Klubowe Mistrzostwa Świata zaplanowano w dniach 7-11 grudnia w brazylijskim mieście Betim. Do udziału w rozgrywkach, oprócz ZAKSY, która wygrała Ligę Mistrzów, zaproszono następujące zespoły: Sada Cruzeiro (organizator turnieju, mistrz Ameryki Południowej z 2019 i 2020), Itas Trentino (finalista Ligi Mistrzów 2021), UPCN Vóley (wicemistrz Ameryki Południowej 2019 i 2020), EMS Taubaté Funvic (mistrz Brazylii 2021) oraz Foulad Sirjan Iranian (mistrz Azji 2021).
Jak przyznał prezes klubu z Kędzierzyna-Koźla podjęcie decyzji o rezygnacji z udziału w turnieju nie należała do łatwych.
- Bardzo żałujemy, tym bardziej, że po takim sukcesie, jak zwycięstwo w Lidze Mistrzów, udział w Klubowych Mistrzostwach Świata byłby szansą na zwiększenie dotychczasowych dokonań Grupy Azoty ZAKSA Kędzierzyn-Koźle na arenie międzynarodowej - przyznał Sebastian Świderski. - Klubowe Mistrzostwa Świata to prestiżowy turniej i bez wątpienia otrzymanie zaproszenia było dla nas dużym wyróżnieniem. Przed podjęciem ostatecznej decyzji o udziale musieliśmy jednak wziąć pod uwagę kilka aspektów. Niestety patrząc na obecną sytuację epidemiologiczną na świecie, a także kwestie logistyczne wiążące się z wyjazdem drużyny do Brazylii jesteśmy zmuszeni zrezygnować z udziału w turnieju. Dla nas kluczowe jest zdrowie i bezpieczeństwo drużyny. Do tego pamiętajmy o intensywnym kalendarzu meczów PlusLigi oraz spotkaniach Ligi Mistrzów.
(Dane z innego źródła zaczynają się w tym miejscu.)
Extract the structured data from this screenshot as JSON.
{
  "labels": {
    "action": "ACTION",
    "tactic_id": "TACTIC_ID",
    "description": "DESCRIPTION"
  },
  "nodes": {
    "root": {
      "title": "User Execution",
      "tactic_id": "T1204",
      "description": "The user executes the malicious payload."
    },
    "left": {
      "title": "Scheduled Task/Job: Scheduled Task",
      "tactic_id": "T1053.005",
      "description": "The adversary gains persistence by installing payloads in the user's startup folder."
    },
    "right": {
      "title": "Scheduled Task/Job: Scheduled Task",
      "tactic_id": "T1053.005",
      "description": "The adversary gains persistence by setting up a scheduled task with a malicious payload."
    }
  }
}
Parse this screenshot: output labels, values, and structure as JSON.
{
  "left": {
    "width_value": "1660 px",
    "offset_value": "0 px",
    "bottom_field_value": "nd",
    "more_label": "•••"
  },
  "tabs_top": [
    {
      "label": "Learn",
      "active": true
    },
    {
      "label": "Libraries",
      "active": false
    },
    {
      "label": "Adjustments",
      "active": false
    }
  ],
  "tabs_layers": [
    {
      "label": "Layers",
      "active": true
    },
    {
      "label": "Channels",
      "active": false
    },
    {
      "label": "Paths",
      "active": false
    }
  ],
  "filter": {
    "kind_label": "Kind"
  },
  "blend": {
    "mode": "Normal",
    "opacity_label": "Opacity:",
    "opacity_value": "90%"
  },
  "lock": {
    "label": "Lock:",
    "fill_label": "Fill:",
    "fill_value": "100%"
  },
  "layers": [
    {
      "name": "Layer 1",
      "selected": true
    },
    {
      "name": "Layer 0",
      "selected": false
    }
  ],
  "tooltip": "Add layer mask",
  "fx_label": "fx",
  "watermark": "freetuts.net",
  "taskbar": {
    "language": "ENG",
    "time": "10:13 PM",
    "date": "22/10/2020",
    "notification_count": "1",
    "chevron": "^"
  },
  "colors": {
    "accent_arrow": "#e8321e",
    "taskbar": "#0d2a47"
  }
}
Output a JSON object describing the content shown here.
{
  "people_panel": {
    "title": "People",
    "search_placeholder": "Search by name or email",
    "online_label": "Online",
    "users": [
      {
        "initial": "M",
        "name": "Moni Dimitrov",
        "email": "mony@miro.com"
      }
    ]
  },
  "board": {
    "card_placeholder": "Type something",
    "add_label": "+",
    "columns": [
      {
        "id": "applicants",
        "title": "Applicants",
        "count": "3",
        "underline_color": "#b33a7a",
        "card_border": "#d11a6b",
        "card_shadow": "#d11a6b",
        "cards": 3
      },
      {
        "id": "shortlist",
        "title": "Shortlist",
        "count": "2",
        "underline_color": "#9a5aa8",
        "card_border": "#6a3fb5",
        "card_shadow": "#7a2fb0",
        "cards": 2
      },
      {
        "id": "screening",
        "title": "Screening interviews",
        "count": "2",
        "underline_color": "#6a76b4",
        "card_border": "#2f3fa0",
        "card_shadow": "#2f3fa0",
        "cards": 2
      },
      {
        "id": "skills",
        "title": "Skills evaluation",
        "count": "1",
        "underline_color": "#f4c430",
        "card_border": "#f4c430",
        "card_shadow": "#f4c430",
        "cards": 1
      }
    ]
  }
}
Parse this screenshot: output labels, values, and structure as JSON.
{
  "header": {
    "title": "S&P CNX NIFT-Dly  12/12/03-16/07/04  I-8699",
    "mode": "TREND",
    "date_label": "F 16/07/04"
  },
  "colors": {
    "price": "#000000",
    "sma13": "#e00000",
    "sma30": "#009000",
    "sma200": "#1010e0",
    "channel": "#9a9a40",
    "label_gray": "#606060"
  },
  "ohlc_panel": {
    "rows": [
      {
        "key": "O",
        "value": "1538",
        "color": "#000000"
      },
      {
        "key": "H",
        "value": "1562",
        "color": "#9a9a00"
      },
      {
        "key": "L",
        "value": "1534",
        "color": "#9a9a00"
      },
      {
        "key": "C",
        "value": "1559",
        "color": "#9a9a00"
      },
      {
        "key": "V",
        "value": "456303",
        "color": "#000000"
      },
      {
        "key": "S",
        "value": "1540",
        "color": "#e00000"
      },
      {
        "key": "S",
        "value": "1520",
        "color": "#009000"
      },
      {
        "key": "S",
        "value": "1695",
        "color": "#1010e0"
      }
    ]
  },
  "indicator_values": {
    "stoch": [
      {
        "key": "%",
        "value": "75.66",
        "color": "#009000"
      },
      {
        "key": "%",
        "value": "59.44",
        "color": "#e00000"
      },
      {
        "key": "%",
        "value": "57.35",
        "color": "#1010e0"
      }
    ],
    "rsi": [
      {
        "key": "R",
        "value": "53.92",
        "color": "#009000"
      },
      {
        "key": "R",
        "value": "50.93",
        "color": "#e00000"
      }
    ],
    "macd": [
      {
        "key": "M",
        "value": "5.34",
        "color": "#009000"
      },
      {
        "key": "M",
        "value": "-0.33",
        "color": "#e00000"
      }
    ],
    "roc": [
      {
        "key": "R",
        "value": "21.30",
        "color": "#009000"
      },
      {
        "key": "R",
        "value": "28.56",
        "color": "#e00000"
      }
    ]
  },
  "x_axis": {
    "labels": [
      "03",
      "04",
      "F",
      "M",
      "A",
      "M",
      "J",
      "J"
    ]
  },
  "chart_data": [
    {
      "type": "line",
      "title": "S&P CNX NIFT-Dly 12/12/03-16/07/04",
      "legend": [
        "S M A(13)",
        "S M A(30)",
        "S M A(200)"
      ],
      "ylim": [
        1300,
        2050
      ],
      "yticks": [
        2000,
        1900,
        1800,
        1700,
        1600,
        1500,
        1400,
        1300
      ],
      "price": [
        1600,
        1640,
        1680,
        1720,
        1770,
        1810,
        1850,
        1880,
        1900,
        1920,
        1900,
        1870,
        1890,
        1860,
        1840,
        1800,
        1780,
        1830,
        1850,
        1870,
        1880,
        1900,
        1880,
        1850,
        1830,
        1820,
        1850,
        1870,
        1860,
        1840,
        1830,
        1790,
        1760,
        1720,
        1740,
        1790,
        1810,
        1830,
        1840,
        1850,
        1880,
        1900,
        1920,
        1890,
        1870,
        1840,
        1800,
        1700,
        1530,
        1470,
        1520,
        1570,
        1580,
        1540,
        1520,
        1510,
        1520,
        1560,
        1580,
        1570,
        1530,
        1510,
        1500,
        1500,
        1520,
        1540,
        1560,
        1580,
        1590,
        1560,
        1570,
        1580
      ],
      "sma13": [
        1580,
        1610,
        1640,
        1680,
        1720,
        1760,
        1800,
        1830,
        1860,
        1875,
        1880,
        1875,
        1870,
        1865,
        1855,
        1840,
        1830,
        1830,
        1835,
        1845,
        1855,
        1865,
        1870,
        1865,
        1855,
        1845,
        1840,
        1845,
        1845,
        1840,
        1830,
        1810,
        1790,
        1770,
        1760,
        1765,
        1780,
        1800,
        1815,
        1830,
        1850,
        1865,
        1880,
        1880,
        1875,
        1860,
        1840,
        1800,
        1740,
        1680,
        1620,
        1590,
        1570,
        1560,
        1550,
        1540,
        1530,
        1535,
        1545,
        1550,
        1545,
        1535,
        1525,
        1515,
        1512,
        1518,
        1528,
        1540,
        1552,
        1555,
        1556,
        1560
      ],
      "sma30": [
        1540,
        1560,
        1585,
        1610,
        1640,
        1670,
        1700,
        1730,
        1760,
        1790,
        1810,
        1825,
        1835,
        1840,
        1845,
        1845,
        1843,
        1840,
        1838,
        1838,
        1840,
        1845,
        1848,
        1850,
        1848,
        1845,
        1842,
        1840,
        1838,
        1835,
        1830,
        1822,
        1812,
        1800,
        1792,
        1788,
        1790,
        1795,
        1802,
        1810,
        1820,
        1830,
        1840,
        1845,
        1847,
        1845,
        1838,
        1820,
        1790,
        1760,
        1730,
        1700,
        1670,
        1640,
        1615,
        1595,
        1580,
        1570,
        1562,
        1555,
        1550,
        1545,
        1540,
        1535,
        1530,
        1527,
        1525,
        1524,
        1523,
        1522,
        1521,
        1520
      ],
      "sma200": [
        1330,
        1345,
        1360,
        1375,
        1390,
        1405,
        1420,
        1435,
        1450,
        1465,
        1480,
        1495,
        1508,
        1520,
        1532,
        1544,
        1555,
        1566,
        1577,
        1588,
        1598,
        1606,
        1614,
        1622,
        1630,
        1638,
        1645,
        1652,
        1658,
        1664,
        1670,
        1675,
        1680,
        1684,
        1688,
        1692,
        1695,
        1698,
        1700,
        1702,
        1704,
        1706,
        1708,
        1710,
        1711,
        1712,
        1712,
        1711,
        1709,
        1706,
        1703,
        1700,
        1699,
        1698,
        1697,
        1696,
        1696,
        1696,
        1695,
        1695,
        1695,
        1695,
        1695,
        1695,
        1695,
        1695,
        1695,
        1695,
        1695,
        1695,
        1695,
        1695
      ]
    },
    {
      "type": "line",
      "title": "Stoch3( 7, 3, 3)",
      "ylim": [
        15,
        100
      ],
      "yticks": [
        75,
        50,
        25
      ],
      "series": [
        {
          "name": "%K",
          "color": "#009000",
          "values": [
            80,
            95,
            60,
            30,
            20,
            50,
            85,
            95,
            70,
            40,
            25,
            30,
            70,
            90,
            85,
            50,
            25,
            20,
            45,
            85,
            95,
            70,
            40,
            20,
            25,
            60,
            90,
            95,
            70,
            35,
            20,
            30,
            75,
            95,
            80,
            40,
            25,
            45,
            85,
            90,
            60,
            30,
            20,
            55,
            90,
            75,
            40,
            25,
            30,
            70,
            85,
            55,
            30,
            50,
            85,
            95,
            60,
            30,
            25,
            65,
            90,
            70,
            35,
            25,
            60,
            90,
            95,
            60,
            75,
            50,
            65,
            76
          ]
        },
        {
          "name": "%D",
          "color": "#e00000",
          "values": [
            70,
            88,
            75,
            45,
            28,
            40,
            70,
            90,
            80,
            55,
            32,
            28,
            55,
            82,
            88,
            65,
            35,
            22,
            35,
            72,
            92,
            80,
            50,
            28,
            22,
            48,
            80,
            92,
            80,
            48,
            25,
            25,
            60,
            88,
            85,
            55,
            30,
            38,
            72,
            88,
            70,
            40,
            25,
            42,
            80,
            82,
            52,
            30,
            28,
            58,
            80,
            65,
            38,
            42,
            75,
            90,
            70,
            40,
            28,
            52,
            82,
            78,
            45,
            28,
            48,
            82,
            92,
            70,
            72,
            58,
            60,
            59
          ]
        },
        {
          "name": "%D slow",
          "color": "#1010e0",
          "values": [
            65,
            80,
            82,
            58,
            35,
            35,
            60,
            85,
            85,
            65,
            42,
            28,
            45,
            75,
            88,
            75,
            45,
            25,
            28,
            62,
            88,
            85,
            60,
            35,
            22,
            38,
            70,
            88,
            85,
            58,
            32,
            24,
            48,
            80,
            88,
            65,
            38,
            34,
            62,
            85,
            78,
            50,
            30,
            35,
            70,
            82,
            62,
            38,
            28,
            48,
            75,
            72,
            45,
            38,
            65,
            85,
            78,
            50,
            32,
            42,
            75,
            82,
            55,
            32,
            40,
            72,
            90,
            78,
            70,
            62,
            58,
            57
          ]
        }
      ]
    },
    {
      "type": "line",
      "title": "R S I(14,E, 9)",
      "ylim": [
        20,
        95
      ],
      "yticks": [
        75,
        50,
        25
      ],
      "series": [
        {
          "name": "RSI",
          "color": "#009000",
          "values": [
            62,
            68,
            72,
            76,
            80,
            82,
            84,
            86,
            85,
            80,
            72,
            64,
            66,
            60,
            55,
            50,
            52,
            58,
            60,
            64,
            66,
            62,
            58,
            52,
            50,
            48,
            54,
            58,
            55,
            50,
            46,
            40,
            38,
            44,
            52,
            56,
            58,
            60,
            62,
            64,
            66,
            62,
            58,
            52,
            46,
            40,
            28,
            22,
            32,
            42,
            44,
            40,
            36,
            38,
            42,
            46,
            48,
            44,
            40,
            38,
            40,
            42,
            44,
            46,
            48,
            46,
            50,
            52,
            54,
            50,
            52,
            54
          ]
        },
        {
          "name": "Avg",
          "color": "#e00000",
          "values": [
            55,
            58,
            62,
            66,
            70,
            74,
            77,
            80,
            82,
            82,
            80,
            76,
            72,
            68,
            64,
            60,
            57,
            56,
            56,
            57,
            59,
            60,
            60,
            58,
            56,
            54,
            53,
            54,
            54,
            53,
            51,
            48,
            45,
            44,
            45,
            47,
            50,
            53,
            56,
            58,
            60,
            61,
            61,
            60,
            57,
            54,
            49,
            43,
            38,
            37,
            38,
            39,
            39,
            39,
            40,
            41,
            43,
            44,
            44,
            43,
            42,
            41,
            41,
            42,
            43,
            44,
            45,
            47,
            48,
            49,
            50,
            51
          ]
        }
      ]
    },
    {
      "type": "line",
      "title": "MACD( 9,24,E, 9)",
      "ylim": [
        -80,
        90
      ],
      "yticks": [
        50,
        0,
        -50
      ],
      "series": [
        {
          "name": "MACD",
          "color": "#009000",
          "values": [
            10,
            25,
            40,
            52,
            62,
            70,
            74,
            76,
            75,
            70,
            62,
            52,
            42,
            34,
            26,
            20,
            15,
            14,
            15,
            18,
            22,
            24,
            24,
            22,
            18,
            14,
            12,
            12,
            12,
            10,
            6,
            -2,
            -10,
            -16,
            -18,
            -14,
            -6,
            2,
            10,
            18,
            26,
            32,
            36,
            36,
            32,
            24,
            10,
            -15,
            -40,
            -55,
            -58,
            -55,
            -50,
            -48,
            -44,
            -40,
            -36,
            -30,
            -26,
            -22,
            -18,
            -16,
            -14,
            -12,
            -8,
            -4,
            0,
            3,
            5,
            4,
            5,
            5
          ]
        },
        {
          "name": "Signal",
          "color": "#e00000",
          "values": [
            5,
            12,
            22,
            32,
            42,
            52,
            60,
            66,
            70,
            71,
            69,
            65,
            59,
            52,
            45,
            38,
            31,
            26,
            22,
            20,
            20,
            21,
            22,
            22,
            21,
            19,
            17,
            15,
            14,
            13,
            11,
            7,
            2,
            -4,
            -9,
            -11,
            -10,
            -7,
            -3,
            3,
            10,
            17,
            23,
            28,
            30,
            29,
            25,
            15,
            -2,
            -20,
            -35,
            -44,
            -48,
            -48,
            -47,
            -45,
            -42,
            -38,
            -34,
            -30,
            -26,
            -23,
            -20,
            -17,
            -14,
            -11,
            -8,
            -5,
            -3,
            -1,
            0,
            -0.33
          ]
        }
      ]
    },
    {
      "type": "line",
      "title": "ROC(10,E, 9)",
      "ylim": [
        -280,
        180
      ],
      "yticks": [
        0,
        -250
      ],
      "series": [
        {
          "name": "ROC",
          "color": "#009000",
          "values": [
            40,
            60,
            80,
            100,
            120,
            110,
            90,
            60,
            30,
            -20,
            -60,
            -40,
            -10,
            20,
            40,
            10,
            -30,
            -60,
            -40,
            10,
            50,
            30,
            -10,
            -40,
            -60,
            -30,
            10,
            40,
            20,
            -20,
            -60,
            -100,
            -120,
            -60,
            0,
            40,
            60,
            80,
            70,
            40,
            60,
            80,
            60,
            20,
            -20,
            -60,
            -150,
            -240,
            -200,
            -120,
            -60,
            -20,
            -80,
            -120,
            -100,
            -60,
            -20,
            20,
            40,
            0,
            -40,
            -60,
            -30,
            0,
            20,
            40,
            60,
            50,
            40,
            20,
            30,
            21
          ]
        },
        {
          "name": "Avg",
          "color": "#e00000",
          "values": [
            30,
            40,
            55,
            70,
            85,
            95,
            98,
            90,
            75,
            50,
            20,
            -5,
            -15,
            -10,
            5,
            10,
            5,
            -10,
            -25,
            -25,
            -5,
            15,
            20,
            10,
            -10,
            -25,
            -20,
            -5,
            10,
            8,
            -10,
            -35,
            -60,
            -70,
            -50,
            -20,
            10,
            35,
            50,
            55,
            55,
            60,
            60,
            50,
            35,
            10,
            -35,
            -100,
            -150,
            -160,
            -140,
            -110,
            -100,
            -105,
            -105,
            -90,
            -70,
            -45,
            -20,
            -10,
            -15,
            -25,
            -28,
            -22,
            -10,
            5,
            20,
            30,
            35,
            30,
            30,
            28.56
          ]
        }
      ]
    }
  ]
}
Termin rozgrywania Klubowych Mistrzostw Świata w naszym przypadku rodziłby dodatkowe komplikacje, bo trzy dni po zakończeniu turnieju, już14 grudnia, czeka nas wymagający mecz Ligi Mistrzów i wyjazd do Nowosybirska, co logistycznie byłoby trudno pogodzić - tłumaczy prezes ZAKSA SA.